La dichiarazione della presidente di Fondazione Toscana Spettacolo onlus, Cristina Scaletti alla restituzione del progetto con i ragazzi e le ragazze che hanno o preso parte ai laboratori realizzati nell’ambito del progetto europeo ACT-ABLE e andato in scena ieri sera.
“Il teatro è piazza e ponte, crea legami e mette a disposizione spazi fisici e mentali. E’ uno strumento ma anche un luogo, uno specchio per conoscere se stessi ma anche una lente di ingrandimento per capire il mondo e chi ci circonda.
Con questo spirito come (FTS) ci siamo impegnati per arrivare fino a qui e condividere insieme , questo spettacolo in cui i ragazzi e le ragazze che hanno preso parte ai laboratori realizzati nell’ambito del progetto europeo #ACTABLE ci coinvolgeranno e faranno entrare in un’esperienza che li ha visti in prima persona animare la scena con le proprie emozioni, le proprie storie e i propri sogni.
I grazie di rito qui si fanno ancora più sentiti a Spazio Reale, Soccorso Clown e tutti i partner internazionali coinvolti, per il lavoro svolto dai formatori e da tutta la rete, famiglie comprese che si è messa in gioco a tutti i livelli per dare ai ragazzi e a noi questa opportunità di inclusione sociale.

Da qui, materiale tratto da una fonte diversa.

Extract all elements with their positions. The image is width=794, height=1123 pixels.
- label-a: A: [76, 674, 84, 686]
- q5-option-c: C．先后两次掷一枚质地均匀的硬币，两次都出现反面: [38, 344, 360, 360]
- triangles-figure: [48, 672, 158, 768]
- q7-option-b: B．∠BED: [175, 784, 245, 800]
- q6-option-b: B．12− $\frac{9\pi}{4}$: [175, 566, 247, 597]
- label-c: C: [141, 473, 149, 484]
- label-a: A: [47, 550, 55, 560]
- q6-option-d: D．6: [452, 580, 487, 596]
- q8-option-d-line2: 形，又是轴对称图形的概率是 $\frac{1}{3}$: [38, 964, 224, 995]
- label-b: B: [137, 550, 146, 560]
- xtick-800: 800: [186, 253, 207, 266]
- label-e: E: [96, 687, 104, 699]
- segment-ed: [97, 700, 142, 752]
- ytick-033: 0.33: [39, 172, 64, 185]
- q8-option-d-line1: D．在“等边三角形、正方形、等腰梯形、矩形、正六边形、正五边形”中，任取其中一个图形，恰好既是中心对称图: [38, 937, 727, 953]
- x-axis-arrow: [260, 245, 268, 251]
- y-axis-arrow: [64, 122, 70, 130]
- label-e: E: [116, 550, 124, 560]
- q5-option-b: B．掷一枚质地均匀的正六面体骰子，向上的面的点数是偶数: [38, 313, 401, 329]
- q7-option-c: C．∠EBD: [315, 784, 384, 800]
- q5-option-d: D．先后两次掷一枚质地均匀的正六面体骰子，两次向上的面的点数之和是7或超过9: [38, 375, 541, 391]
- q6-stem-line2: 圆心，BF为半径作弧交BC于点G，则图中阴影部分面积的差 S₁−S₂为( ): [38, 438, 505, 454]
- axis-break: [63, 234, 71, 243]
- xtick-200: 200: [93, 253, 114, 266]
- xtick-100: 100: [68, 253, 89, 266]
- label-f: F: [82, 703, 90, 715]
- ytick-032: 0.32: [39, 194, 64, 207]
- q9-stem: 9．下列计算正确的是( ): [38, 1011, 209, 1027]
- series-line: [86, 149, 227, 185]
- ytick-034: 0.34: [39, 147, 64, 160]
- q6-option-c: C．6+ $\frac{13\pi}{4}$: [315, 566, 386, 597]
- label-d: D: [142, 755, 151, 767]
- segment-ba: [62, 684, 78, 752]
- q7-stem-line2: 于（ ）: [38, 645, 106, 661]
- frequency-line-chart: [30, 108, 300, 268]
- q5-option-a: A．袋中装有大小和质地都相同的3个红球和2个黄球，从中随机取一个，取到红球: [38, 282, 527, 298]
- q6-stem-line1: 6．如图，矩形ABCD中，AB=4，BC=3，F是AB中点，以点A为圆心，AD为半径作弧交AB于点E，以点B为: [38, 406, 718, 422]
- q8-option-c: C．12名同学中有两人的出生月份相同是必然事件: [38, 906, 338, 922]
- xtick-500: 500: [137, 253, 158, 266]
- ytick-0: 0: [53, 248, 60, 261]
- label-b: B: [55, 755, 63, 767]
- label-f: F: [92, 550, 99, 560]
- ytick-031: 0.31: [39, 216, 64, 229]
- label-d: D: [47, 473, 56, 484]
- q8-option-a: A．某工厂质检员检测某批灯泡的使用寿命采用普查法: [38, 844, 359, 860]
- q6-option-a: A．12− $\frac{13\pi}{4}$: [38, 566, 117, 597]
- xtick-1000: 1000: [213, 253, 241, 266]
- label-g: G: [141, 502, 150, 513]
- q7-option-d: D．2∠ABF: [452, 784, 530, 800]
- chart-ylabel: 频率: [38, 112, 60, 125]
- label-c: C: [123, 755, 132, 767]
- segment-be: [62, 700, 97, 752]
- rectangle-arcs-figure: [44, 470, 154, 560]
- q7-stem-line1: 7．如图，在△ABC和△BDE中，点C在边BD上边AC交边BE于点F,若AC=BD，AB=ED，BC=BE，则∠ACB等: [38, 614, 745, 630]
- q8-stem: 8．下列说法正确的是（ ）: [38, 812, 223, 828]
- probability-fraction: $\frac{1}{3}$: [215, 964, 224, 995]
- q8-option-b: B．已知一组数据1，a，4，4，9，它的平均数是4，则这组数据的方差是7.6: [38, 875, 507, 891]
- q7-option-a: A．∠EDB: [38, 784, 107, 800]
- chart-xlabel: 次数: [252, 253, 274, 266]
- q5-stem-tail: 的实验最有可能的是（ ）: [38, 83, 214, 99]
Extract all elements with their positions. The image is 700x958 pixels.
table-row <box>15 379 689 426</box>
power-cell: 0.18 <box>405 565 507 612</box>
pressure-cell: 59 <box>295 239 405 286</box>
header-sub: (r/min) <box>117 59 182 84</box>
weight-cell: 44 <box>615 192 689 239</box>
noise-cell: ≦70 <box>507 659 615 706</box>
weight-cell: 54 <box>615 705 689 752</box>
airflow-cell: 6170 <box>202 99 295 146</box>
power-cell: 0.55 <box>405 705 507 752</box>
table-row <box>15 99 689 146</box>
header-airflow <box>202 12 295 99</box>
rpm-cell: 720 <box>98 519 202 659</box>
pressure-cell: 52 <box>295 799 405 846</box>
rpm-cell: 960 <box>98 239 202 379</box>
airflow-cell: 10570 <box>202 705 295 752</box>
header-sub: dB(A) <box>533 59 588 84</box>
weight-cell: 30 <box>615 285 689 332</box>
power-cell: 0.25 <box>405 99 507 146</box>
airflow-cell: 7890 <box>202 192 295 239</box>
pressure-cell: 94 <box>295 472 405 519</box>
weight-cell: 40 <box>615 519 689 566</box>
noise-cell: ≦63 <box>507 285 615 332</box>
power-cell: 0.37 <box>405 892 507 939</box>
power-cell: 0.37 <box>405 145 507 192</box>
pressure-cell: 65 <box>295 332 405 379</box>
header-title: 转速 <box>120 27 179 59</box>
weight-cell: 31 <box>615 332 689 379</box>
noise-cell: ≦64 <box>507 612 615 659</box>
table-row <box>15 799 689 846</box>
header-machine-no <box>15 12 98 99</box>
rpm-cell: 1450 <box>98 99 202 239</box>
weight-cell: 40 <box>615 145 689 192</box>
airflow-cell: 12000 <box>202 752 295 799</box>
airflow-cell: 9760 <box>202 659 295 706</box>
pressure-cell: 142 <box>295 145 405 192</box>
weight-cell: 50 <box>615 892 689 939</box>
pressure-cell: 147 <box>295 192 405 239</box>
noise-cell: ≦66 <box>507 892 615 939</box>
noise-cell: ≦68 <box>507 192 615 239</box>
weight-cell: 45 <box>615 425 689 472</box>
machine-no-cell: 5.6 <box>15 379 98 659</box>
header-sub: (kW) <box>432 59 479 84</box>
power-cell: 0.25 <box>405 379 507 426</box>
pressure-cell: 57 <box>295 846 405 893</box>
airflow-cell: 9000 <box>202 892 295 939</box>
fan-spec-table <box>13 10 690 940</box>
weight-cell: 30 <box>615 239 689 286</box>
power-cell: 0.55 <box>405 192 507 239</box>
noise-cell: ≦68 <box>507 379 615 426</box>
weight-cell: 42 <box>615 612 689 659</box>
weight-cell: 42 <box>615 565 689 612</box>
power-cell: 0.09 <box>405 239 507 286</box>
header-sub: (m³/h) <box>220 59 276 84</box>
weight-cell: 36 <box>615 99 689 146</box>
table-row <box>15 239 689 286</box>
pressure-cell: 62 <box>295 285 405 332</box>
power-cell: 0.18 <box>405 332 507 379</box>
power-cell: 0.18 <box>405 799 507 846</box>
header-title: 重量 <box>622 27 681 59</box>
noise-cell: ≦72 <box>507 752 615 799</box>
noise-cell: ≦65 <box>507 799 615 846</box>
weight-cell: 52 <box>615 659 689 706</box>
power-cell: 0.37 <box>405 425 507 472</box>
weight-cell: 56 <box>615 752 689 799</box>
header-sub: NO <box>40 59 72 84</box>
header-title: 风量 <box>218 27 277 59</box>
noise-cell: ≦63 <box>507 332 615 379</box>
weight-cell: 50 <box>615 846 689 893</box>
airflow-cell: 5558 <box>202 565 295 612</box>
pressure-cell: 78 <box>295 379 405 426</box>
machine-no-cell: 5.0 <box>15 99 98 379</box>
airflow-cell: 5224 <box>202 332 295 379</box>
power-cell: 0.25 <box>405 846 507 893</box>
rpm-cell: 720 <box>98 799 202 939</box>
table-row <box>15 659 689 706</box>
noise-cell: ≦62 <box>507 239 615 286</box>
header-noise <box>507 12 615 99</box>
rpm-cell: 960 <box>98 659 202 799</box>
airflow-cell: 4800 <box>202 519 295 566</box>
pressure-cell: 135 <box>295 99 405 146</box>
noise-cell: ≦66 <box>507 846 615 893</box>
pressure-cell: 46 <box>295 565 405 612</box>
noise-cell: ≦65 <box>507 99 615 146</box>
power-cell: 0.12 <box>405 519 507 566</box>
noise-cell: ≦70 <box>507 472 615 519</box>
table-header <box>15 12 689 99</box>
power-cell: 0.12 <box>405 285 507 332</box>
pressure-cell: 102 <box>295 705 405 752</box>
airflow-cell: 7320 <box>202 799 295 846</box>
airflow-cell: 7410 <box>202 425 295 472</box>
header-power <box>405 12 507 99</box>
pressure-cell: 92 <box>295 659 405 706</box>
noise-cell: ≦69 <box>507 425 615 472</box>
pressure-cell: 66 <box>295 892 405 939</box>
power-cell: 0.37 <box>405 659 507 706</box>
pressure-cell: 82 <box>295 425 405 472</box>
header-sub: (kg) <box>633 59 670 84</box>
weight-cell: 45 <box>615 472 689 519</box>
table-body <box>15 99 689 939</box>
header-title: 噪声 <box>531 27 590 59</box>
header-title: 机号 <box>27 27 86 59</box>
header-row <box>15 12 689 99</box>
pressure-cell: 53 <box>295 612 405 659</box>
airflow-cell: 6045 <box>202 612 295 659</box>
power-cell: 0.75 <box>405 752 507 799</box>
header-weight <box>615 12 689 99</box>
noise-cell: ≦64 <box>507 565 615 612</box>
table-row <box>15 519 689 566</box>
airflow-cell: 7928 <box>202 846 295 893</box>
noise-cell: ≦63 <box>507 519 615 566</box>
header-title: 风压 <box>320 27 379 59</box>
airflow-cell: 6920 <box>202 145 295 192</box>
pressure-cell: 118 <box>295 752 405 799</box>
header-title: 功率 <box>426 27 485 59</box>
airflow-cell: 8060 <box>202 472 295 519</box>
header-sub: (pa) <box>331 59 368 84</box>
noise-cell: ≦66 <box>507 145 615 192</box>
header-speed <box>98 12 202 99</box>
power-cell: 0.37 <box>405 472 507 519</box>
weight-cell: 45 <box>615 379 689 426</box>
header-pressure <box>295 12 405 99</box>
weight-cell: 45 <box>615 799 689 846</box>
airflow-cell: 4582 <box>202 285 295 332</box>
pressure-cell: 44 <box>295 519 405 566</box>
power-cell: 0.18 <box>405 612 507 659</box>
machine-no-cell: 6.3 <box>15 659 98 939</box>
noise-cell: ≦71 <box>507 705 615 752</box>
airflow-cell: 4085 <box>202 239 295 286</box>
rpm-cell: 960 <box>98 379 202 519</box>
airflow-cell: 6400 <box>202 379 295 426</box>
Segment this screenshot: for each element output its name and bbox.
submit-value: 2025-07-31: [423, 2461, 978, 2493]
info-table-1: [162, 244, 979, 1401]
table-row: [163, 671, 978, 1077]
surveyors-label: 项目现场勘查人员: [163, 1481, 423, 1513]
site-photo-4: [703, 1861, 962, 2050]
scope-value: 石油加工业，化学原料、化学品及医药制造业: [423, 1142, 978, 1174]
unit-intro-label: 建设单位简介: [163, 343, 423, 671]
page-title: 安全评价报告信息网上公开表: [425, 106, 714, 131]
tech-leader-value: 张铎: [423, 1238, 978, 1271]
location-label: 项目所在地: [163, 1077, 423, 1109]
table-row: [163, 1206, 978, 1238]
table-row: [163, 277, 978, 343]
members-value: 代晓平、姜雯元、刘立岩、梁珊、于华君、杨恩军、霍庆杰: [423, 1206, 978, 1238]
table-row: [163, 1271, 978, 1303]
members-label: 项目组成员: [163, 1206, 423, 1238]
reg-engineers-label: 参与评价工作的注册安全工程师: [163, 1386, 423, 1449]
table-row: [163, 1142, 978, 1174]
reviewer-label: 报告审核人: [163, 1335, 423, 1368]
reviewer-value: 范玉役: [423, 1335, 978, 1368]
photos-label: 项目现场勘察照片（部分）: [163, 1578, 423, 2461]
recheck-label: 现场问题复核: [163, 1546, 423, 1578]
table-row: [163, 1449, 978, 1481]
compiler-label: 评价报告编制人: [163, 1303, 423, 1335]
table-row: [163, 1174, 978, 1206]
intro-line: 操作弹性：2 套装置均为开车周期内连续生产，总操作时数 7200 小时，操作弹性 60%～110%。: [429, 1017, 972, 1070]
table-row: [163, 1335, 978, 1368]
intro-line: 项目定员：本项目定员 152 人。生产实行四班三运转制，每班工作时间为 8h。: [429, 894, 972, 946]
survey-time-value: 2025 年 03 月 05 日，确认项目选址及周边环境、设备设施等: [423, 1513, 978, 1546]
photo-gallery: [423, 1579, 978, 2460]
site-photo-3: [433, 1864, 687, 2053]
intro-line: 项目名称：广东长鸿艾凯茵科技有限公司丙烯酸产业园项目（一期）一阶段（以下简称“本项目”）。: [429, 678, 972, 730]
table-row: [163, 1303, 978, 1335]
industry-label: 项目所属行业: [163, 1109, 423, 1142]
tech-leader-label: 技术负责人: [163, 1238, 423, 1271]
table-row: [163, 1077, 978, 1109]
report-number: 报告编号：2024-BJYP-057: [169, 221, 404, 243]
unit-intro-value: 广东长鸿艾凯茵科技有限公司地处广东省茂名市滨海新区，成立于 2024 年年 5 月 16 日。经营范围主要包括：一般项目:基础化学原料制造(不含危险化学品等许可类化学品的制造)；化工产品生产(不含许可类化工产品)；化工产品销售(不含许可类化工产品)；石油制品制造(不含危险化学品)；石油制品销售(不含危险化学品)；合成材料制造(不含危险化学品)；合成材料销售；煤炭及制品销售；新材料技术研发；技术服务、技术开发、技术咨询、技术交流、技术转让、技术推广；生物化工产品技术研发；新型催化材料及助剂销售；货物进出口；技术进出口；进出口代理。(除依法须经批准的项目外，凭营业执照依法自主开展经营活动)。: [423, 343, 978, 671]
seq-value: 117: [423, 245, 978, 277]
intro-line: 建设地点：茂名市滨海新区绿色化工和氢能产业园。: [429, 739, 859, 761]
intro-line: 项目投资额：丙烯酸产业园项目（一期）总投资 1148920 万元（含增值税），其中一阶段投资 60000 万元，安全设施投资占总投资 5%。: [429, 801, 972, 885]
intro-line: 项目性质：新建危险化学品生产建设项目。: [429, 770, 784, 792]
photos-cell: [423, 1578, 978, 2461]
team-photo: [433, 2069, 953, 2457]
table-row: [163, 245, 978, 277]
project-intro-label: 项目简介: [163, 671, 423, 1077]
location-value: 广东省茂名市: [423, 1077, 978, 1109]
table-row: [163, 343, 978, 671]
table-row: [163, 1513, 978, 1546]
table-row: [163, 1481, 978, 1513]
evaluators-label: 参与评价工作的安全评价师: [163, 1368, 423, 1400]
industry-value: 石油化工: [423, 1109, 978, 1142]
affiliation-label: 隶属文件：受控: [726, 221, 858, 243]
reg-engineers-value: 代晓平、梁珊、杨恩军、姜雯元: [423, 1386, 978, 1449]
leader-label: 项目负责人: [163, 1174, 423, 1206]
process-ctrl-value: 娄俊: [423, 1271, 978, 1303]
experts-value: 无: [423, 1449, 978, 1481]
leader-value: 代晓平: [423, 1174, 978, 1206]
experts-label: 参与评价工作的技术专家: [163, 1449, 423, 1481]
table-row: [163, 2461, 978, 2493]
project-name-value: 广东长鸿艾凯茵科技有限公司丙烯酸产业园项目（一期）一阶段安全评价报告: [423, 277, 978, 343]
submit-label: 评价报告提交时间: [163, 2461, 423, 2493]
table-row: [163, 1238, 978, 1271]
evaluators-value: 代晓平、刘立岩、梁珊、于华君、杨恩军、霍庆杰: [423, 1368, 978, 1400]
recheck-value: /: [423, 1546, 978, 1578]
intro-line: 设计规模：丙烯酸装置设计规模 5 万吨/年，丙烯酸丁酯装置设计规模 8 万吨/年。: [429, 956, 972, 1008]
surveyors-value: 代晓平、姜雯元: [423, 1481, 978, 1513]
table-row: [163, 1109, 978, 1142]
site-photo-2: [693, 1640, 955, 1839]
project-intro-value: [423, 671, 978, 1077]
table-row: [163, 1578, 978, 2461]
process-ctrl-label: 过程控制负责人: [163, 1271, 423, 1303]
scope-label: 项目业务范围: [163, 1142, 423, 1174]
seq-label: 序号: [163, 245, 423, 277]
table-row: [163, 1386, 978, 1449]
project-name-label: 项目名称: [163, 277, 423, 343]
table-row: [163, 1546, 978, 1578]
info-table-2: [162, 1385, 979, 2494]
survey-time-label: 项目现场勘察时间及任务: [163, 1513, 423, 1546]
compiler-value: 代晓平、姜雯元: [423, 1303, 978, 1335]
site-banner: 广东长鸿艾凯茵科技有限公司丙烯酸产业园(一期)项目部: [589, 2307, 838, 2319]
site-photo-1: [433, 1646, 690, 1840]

Prioritaria per lo sviluppo di una comunità. Ancora di più dopo due anni di isolamenti, distanziamenti e umanità in stallo.
Un laboratorio dentro un laboratorio dunque, in cui il tema della riappropriazione della socialità è stato assolutamente protagonista. E così l’esperienza di ritrovarsi in condizioni normali nella messa in scena sarà un’emozione raddoppiata. Che vivranno i ragazzi e noi soggetti e pubblico di un progetto che ci migliora tutti”.
Il progetto è frutto del partenariato strategico internazionale che vede coinvolti SpazioRealeFormazione (Italia) nel ruolo di capofila, SoccorsoClown s.c.s Onlus (Italia), Fondazione Toscana Spettacolo onlus, Uşak Üniversitesi (Turchia) e Residui Teatro (Spagna), con il supporto nella progettazione di Euro Project Lab Srls (Italia).